• giovedì , 15 aprile 2021

Lavorare da casa, consigli per farlo al meglio

A causa della diffusione del covid-19 nell’ultimo anno il cosiddetto smart working è aumentato in modo esponenziale. Tantissimi lavoratori infatti ancor oggi lavorano direttamente da casa da computer per evitare assembramenti. Questa situazione inevitabilmente ha imposto ai lavoratori nuovi ritmi di lavoro e un nuovo rapporto con la tecnologia.

Diversamente da come si pensa in generale, smart working non significa lavorare meno, anzi, se non si sta attenti si rischia di avere maggiori difficoltà di concludere la giornata lavorativa.

Preparare la propria postazione di lavoro

La prima cosa da fare per massimizzare al meglio le sessioni di smart working  è preparare la propria postazione al meglio. La cosa migliore da fare è dedicare un posto per lavorare, mettersi asmart working lavorare in un luogo improvvisato infatti, come ad esempio il tavolo del soggiorno, potrebbe essere molto controproducente.

È fondamentale quindi riuscire a creare una postazione di lavoro gradevole, con tutti gli accessori che possono essere utili ad esempio caricatore pc, stampante, fax, sedia comoda, luce adatte e senza troppe distrazioni.

È consigliabile inoltre lavorare con un abbigliamento adatto, stare in pigiama ad esempio potrebbe non essere stimolante, ovviamente non è nemmeno necessario stare in giacca e cravatta.

Fare le giuste pause

In genere mentre si lavora in ufficio è possibile spezzare i ritmi di lavoro facendo due chiacchiere con il collega, quando si lavora a casa invece non è così. È necessario prendersi delle piccole pause durante lo smart working, magari per fare una piccola faccenda domestica o per fare una breve chiamata al telefono.

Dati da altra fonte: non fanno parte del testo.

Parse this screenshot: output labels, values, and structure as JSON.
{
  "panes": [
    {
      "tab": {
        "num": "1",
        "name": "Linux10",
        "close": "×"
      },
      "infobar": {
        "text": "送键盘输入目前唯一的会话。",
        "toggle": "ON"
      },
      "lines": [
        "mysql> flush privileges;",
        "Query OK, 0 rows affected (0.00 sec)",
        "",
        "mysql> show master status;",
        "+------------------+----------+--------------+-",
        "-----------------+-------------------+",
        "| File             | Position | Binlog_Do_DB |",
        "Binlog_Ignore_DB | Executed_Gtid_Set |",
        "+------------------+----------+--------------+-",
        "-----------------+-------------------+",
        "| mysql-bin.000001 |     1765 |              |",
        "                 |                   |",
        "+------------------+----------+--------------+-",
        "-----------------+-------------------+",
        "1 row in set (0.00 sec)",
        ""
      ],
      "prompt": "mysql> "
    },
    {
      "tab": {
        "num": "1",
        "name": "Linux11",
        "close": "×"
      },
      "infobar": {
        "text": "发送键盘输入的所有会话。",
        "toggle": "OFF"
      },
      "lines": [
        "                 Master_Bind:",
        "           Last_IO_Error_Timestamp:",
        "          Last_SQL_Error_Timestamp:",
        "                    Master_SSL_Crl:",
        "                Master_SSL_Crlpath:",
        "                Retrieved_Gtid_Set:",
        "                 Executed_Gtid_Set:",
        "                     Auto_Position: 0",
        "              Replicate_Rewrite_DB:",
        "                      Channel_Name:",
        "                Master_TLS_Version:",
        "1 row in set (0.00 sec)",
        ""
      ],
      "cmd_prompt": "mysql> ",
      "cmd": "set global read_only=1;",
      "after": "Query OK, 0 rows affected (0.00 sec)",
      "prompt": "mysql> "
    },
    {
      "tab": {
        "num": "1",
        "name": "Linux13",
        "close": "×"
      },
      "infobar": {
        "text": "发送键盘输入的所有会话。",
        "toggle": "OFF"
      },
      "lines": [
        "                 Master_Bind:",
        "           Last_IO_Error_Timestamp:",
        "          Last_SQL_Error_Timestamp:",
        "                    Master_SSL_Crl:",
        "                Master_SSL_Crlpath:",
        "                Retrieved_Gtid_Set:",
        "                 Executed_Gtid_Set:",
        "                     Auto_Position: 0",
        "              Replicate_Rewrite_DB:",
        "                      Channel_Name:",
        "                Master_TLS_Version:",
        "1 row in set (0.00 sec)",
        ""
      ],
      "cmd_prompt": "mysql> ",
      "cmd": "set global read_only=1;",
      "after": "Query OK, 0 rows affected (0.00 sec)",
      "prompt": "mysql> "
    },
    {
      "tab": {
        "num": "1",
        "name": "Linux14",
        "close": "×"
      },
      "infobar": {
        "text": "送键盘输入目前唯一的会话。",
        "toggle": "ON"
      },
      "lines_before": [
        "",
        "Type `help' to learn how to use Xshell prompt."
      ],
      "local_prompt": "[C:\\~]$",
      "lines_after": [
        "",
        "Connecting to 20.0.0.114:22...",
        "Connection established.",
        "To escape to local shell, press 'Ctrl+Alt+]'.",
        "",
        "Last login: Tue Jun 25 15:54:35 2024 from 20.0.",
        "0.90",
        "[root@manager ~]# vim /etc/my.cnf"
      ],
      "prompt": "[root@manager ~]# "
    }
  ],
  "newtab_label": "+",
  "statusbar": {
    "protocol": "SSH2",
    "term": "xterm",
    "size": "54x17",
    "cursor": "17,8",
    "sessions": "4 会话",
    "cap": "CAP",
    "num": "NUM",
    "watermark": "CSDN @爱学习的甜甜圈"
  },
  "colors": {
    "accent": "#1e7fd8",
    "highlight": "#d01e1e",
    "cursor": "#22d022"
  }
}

In questo modo è possibile alzarsi dalla sedia e prendersi qualche minuto per far riposare non solo la mente ma anche gli occhi, costretti a fissare per ore ed ore i monitor dei computer.

Imporre dei limiti di lavoro

Uno dei vantaggi più importanti dello smart working è la possibilità di lavorare da casa da solo senza l’oppressione dei superiori. Tuttavia, questo può essere anche uno svantaggio.

Questa modalità di lavoro agile infatti può condurre i lavoratori (specie quelli più diligenti) al cosiddetto “burnout”.

Ovvero l’eccesso di lavoro causato dalla incapacità di staccarsi dal monitor, questo può accadere perché in casa non c’è nessuno ad avvisare che la giornata di lavoro è finita oppure un collega che vi invita ad andare al distributore per un caffè.

Per non esagerare è sempre consigliabile impostare un timer o una sveglia che possa indicare la fine della giornata di lavoro.

Non perdere i contatti con il team work

Un altro aspetto importante, da non sottovalutare assolutamente è non perdere il rapporto maturato con i propri colleghi di lavoro.

Lo smart working infatti tende a far lavorare singolarmente perdendo così l’affiatamento creatosi negli uffici.

È fondamentale quindi riuscire a trovare una sorta di equilibrio con il team, ad esempio creando un gruppo whatsapp dedicato al lavoro, oppure mediante una video call o una semplice mail.

Lista di lavoro

Quando si lavora autonomamente da casa non c’è nessuno che possa dire cosa fare oppure in quale ordine farlo, quindi è sempre bene fare una vera e propria tabella di marcia in modo da poter ottimizzare il proprio lavoro.